Like many technologies these days, storage has come a long way. We miss you, floppy disks! Look no further than these four interesting and important ways cloud storage technologies have evolved in the past decade.
The trends in storage we’ll highlight are interrelated. They are all consequences, direct or indirect, of Moore’s Law: Gordon Moore’s observation that the count of transistors on a chip doubled every couple of years, on and on for decades. The exponential growth affected processor power, but also storage density.
Data grows exponentially
“Between the dawn of civilization and 2003, we only created five exabytes; now we’re creating that amount every two days. By 2020, that figure is predicted to sit at 53 zettabytes (53 trillion gigabytes) – an increase of 50 times.” — Hal Varian, Chief Economist at Google.
The volume of digital data in the world is growing exponentially. Nowadays, most human activities, and nearly all business activities, are mediated by — or at least accompanied by — computers. In the process, individuals and organizations are generating large volumes of data, and we’ve grown more and more dependent on that data.
From smartphones, to point-of-sale systems, to security cameras, to factory robots, and beyond, there are billions of devices generating and capturing data, which must be transmitted and stored. This need is in a feedback loop with the other trends in storage technology below.
Storage gets denser, cheaper, and more invisible
For many years, consumer storage devices, like the spinning-disk and solid-state storage that an ordinary person might buy, has mushroomed enormously in capacity while becoming remarkably cheaper.
The effects of Moore’s Law can be seen in the long-term cost trend for memory.
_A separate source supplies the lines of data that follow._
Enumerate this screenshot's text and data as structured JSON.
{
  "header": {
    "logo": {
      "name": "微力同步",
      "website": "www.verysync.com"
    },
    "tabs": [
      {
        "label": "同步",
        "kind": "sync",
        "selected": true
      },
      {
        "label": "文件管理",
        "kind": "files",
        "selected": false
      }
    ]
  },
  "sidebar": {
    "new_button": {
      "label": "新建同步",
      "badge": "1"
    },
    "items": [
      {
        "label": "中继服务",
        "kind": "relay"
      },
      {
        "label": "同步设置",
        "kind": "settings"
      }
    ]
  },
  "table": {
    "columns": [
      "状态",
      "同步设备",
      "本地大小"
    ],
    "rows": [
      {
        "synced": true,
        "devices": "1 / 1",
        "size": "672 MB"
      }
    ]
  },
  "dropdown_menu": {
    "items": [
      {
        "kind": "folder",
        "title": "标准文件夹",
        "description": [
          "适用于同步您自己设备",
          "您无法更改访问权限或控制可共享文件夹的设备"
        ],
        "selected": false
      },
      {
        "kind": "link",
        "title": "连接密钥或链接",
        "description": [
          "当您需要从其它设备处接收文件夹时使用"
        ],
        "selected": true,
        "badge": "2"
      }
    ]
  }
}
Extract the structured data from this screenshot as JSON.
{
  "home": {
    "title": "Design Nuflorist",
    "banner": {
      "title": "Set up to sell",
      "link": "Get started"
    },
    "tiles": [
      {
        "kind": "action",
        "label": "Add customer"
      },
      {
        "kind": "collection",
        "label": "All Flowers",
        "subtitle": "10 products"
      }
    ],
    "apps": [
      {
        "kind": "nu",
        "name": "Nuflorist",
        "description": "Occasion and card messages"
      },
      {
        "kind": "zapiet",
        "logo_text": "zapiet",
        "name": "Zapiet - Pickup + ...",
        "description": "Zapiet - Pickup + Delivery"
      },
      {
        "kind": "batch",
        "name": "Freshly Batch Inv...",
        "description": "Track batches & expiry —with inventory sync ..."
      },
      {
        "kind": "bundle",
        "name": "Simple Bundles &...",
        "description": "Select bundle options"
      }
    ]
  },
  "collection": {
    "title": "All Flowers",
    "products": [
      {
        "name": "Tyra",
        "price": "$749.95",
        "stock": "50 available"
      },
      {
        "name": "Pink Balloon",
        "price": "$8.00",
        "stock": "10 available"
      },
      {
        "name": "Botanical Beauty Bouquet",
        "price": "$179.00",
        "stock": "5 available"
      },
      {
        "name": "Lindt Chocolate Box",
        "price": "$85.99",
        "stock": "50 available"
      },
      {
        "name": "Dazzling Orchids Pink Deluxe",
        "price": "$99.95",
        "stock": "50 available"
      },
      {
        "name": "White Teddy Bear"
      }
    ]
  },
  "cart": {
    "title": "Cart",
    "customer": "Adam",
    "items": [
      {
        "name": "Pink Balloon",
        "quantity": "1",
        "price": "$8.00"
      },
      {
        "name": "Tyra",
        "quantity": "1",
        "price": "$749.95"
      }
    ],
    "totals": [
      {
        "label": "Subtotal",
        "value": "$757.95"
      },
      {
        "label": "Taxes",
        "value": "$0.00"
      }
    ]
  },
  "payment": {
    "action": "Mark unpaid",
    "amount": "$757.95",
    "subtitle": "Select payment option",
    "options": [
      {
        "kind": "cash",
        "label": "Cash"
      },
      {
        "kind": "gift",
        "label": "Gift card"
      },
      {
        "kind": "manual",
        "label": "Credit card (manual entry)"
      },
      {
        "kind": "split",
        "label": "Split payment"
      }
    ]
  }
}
A megabyte cost about $5.2 million in 1960, but by 1980 it was $6500, then $78 in 1990, $1 in 2000, 16 cents in 2005, 2 cents in 2010, and 0.5 cents by 2015 and today. And so thumb drives and external USB drives purchased several years ago now look pathetic in their capacity, as well as absurdly expensive.
While consumer storage products have been exploding, there’s been a prodigious growth in the storage we don’t see: in the storage all around us, that’s tucked away inside smartphones, game consoles, cars, appliances, building systems, industrial systems — and in distant data centers.
Storage moves further away
You likely carry at least few dozen gigabytes around in your pocket (for watching cat videos), but the trend has been for the largest pools of storage to move further and further away from processors — and users.
Storage devices were originally attached directly to a server, or a cluster of servers: Direct Attached Storage (DAS). In data centers, that arrangement has been supplemented by storage accessible over the LAN. Storage devices on the network can be shared, more efficiently utilized, and their capacity scaled; and their data can be more easily shared among servers.
Network Attached Storage (NAS) is a specially-designed file server on an existing LAN. NAS devices export a filesystem view (folders and files) to their clients. Storage Area Networks (SANs) typically use dedicated networking hardware — often fiber channel — to provide a shared path among servers and storage devices. SAN devices usually export a block view (like disk blocks) to their clients. More recent SAN variations can also use vanilla networking, such as high-speed Ethernet (FCoE) or IP (SAN over IP, iSCSI).
Storage in the cloud
As the largest pools of storage move further away, transitioning to the cloud is the next step.
Cloud-based storage provides enormous volumes of storage managed and monitored by a cloud provider that guarantees a degree of availability and durability hard to achieve on your own. Sharing storage with other customers generally is a win in both cost and agility.
The cloud is founded on virtualization. Cloud storage is implemented on physical devices in multiple locations but aggregated into pools that are invisibly carved up among customers and hiding the particulars of the underlying hardware. The cloud provider gives you a simplified management interface and an automated process to fulfill requests, so you can rapidly create and provision virtual resources from the shared pools, paying as you go.
Object-based storage is a storage technology particularly suited to the immense distributed volume of data in the cloud. Rather than appearing to be disk blocks (like SAN) or a filesystem of folders and files (like NAS), object storage exposes binary objects: blobs that contain a file’s contents, its metadata (like owner, date, etc.), and other attributes. The objects are stored in a flat list, indexed by object IDs (OIDs) that are derived from the file’s contents and other attributes. The flat address space of OIDs works well for scalability and geographic distribution.
Amazon’s cloud offering, Amazon Web Services (AWS), offers a variety of storage options, and we can see the storage technologies above reflected there. Elastic Block Storage is block oriented, like SAN. Elastic File System is file system-oriented, like NAS. And Simple Storage Service (S3) is an object-based storage system.
Evolution of storage
Storage in the cloud will continue to be an occasion for innovation. Big data science and artificial intelligence both need massively parallel processing of huge volumes of data, and cloud services will need to grow to support that rapid change.
Meanwhile, with gigabytes in our pockets and the cloud accessible, we won’t miss our floppy disks… much.